When Can I Enroll or Make Changes?
Under a "cafeteria" plan, current IRS regulations require that the benefit elections you make remain in effect throughout the entire plan year. However, participants may be permitted to change their pretax elections during the year under certain circumstances :
In order to change your current elections, you, your spouse/qualified domestic partner or an eligible dependent must have experienced a qualified life status change.
30 days after qualified life status change to add an eligible member to your benefits
60 days after qualified life status change to take someone off of your benefits
Election changes resulting from a change in status must meet a "consistency" requirement — thus, any election change must be on account of and correspond with a change in status affecting eligibility for employer plan coverage. For example, for divorce, legal separation, death, or loss of a dependent, an employee may cancel coverage for the spouse or ex-dependent, but may not be allowed to make other changes.
Allowable changes in status under current IRS regulations include:
- Change in marital status, including marriage, divorce, legal separation, annulment, or death of spouse.
- Change in number of dependents, including birth, death, adoption, and placement for adoption. This extends to dependents who become newly eligible for plan coverage because of a plan amendment.
- Change in employment status of the employee, spouse, or dependent, including commencement or termination of employment, change in worksite, commencement or return from a leave of absence, gain or loss of benefit eligibility by a dependent.
- Change in residence of the employee, spouse, or dependent. This might include a child moving away to attend college and losing eligibility for a region-specific plan.
- Dependent meeting or ceasing to meet the plan's definition of "dependent," such as attainment of a specified age or ceasing to be a student.
Corresponding changes to payroll will not be made until appropriate elections are processed. To change your contribution to a flexible spending account during the year, you or an eligible dependent must have had a "change in status" as described above. In addition, the following status changes also qualify:
- Dependent care account only: change in dependent care provider’s rates (unless the dependent care provider is your or your spouse’s relative) or switching of provider.
- Dependent care account only: your dependent otherwise ceases to be eligible.
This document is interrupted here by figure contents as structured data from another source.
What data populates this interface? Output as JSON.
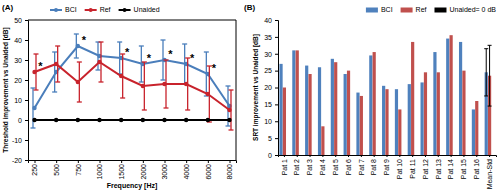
{
  "chart_data": [
    {
      "type": "line",
      "title": "(A)",
      "x_label": "Frequency [Hz]",
      "y_label": "Threshold improvement vs Unaided [dB]",
      "categories": [
        "250",
        "500",
        "750",
        "1000",
        "1500",
        "2000",
        "3000",
        "4000",
        "6000",
        "8000"
      ],
      "series": [
        {
          "name": "BCI",
          "color": "#4a7ebb",
          "marker": "circle",
          "values": [
            6,
            24,
            37,
            32,
            31,
            28,
            30,
            28,
            23,
            7
          ],
          "errors": [
            10,
            10,
            6,
            7,
            8,
            9,
            10,
            10,
            11,
            10
          ]
        },
        {
          "name": "Ref",
          "color": "#c8232c",
          "marker": "circle",
          "values": [
            24,
            28,
            19,
            29,
            22,
            17,
            18,
            18,
            13,
            5
          ],
          "errors": [
            9,
            9,
            10,
            10,
            11,
            12,
            12,
            13,
            14,
            10
          ]
        },
        {
          "name": "Unaided",
          "color": "#000000",
          "marker": "circle",
          "values": [
            0,
            0,
            0,
            0,
            0,
            0,
            0,
            0,
            0,
            0
          ]
        }
      ],
      "ylim": [
        -20,
        50
      ],
      "yticks": [
        -20,
        -10,
        0,
        10,
        20,
        30,
        40,
        50
      ],
      "legend": "upper left",
      "annotations": [
        {
          "category": "250",
          "text": "*"
        },
        {
          "category": "750",
          "text": "*"
        },
        {
          "category": "1500",
          "text": "*"
        },
        {
          "category": "2000",
          "text": "*"
        },
        {
          "category": "3000",
          "text": "*"
        },
        {
          "category": "4000",
          "text": "*"
        },
        {
          "category": "6000",
          "text": "*"
        }
      ]
    },
    {
      "type": "bar",
      "title": "(B)",
      "y_label": "SRT improvement vs Unaided [dB]",
      "categories": [
        "Pat 1",
        "Pat 2",
        "Pat 3",
        "Pat 4",
        "Pat 5",
        "Pat 6",
        "Pat 7",
        "Pat 8",
        "Pat 9",
        "Pat 10",
        "Pat 11",
        "Pat 12",
        "Pat 13",
        "Pat 14",
        "Pat 15",
        "Pat 16",
        "Mean-Std"
      ],
      "series": [
        {
          "name": "BCI",
          "color": "#4f81bd",
          "values": [
            27,
            31,
            26.5,
            26,
            28.5,
            24,
            18.5,
            29.5,
            20.5,
            19.5,
            21,
            21.5,
            30.5,
            34.5,
            33.5,
            13.5,
            24.5
          ],
          "errors": [
            null,
            null,
            null,
            null,
            null,
            null,
            null,
            null,
            null,
            null,
            null,
            null,
            null,
            null,
            null,
            null,
            7
          ]
        },
        {
          "name": "Ref",
          "color": "#c0504d",
          "values": [
            20,
            31,
            24,
            8.5,
            27.5,
            25,
            17.5,
            30.5,
            19.5,
            13.5,
            33.5,
            24.5,
            24.5,
            35.5,
            25,
            16,
            23.5
          ],
          "errors": [
            null,
            null,
            null,
            null,
            null,
            null,
            null,
            null,
            null,
            null,
            null,
            null,
            null,
            null,
            null,
            null,
            9
          ]
        },
        {
          "name": "Unaided= 0 dB",
          "color": "#000000",
          "values": [
            0,
            0,
            0,
            0,
            0,
            0,
            0,
            0,
            0,
            0,
            0,
            0,
            0,
            0,
            0,
            0,
            0
          ]
        }
      ],
      "ylim": [
        0,
        40
      ],
      "yticks": [
        0,
        5,
        10,
        15,
        20,
        25,
        30,
        35,
        40
      ],
      "legend": "upper right"
    }
  ]
}
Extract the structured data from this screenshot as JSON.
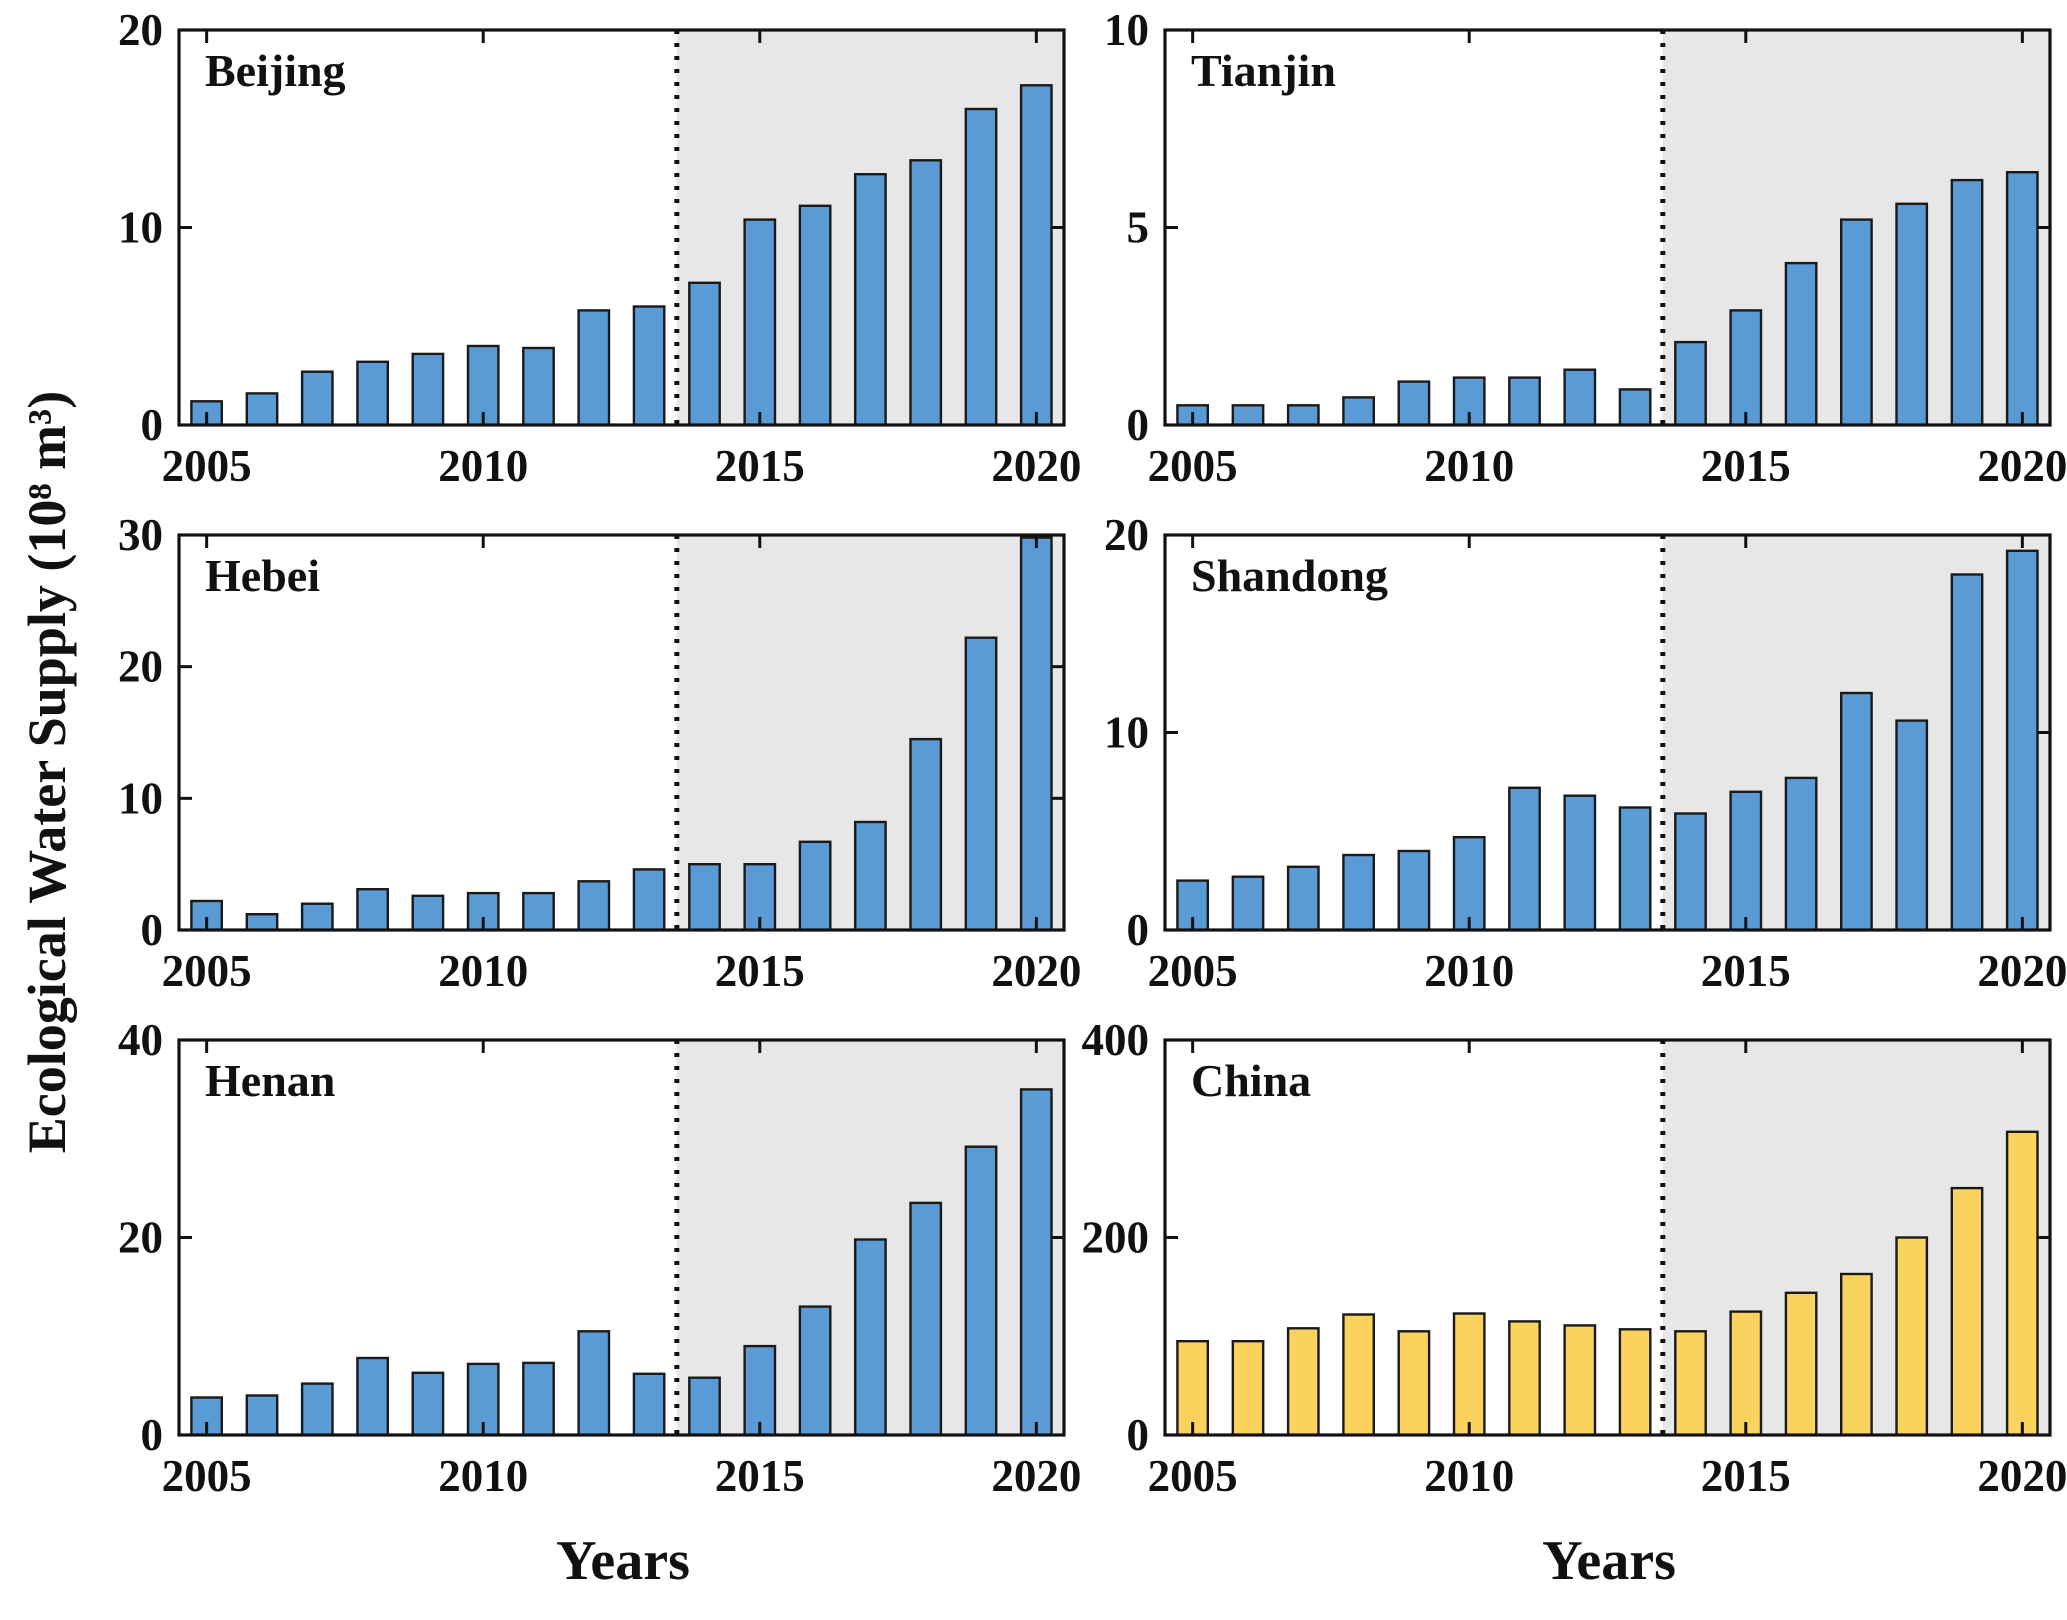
{
  "figure": {
    "ylabel": "Ecological Water Supply (10⁸ m³)",
    "xlabel": "Years",
    "forecast_start_year": 2014,
    "colors": {
      "province_bar": "#5B9BD5",
      "china_bar": "#FAD35E",
      "bar_edge": "#1a1a1a",
      "shade": "#E7E7E7",
      "axis": "#111111"
    }
  },
  "chart_data": [
    {
      "type": "bar",
      "title": "Beijing",
      "categories": [
        2005,
        2006,
        2007,
        2008,
        2009,
        2010,
        2011,
        2012,
        2013,
        2014,
        2015,
        2016,
        2017,
        2018,
        2019,
        2020
      ],
      "values": [
        1.2,
        1.6,
        2.7,
        3.2,
        3.6,
        4.0,
        3.9,
        5.8,
        6.0,
        7.2,
        10.4,
        11.1,
        12.7,
        13.4,
        16.0,
        17.2
      ],
      "ylim": [
        0,
        20
      ],
      "yticks": [
        0,
        10,
        20
      ],
      "xticks": [
        2005,
        2010,
        2015,
        2020
      ],
      "bar_color": "#5B9BD5"
    },
    {
      "type": "bar",
      "title": "Tianjin",
      "categories": [
        2005,
        2006,
        2007,
        2008,
        2009,
        2010,
        2011,
        2012,
        2013,
        2014,
        2015,
        2016,
        2017,
        2018,
        2019,
        2020
      ],
      "values": [
        0.5,
        0.5,
        0.5,
        0.7,
        1.1,
        1.2,
        1.2,
        1.4,
        0.9,
        2.1,
        2.9,
        4.1,
        5.2,
        5.6,
        6.2,
        6.4
      ],
      "ylim": [
        0,
        10
      ],
      "yticks": [
        0,
        5,
        10
      ],
      "xticks": [
        2005,
        2010,
        2015,
        2020
      ],
      "bar_color": "#5B9BD5"
    },
    {
      "type": "bar",
      "title": "Hebei",
      "categories": [
        2005,
        2006,
        2007,
        2008,
        2009,
        2010,
        2011,
        2012,
        2013,
        2014,
        2015,
        2016,
        2017,
        2018,
        2019,
        2020
      ],
      "values": [
        2.2,
        1.2,
        2.0,
        3.1,
        2.6,
        2.8,
        2.8,
        3.7,
        4.6,
        5.0,
        5.0,
        6.7,
        8.2,
        14.5,
        22.2,
        29.8
      ],
      "ylim": [
        0,
        30
      ],
      "yticks": [
        0,
        10,
        20,
        30
      ],
      "xticks": [
        2005,
        2010,
        2015,
        2020
      ],
      "bar_color": "#5B9BD5"
    },
    {
      "type": "bar",
      "title": "Shandong",
      "categories": [
        2005,
        2006,
        2007,
        2008,
        2009,
        2010,
        2011,
        2012,
        2013,
        2014,
        2015,
        2016,
        2017,
        2018,
        2019,
        2020
      ],
      "values": [
        2.5,
        2.7,
        3.2,
        3.8,
        4.0,
        4.7,
        7.2,
        6.8,
        6.2,
        5.9,
        7.0,
        7.7,
        12.0,
        10.6,
        18.0,
        19.2
      ],
      "ylim": [
        0,
        20
      ],
      "yticks": [
        0,
        10,
        20
      ],
      "xticks": [
        2005,
        2010,
        2015,
        2020
      ],
      "bar_color": "#5B9BD5"
    },
    {
      "type": "bar",
      "title": "Henan",
      "categories": [
        2005,
        2006,
        2007,
        2008,
        2009,
        2010,
        2011,
        2012,
        2013,
        2014,
        2015,
        2016,
        2017,
        2018,
        2019,
        2020
      ],
      "values": [
        3.8,
        4.0,
        5.2,
        7.8,
        6.3,
        7.2,
        7.3,
        10.5,
        6.2,
        5.8,
        9.0,
        13.0,
        19.8,
        23.5,
        29.2,
        35.0
      ],
      "ylim": [
        0,
        40
      ],
      "yticks": [
        0,
        20,
        40
      ],
      "xticks": [
        2005,
        2010,
        2015,
        2020
      ],
      "bar_color": "#5B9BD5"
    },
    {
      "type": "bar",
      "title": "China",
      "categories": [
        2005,
        2006,
        2007,
        2008,
        2009,
        2010,
        2011,
        2012,
        2013,
        2014,
        2015,
        2016,
        2017,
        2018,
        2019,
        2020
      ],
      "values": [
        95,
        95,
        108,
        122,
        105,
        123,
        115,
        111,
        107,
        105,
        125,
        144,
        163,
        200,
        250,
        307
      ],
      "ylim": [
        0,
        400
      ],
      "yticks": [
        0,
        200,
        400
      ],
      "xticks": [
        2005,
        2010,
        2015,
        2020
      ],
      "bar_color": "#FAD35E"
    }
  ]
}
- Health care account only: entitlement to Medicare or Medicaid.
You must change your elections within 30 days after the life-status change takes place if it involves adding yourself or an eligible dependent to your benefits. For a life-status change that constitutes a COBRA qualifying event, (one in which you take a dependent off your coverage) you have 60 days to change your elections.
Any eligible employee hired during the plan year will have the opportunity to enroll in the Individual Choice program.
**If a new employee or an employee who is newly eligible for benefits fails to complete the enrollment process within 30 days, no credits are given, and no coverage is in effect.**
In the late fall of every year, eligible employees are given the opportunity to change certain of their renewable benefits elections during the Open Enrollment Period.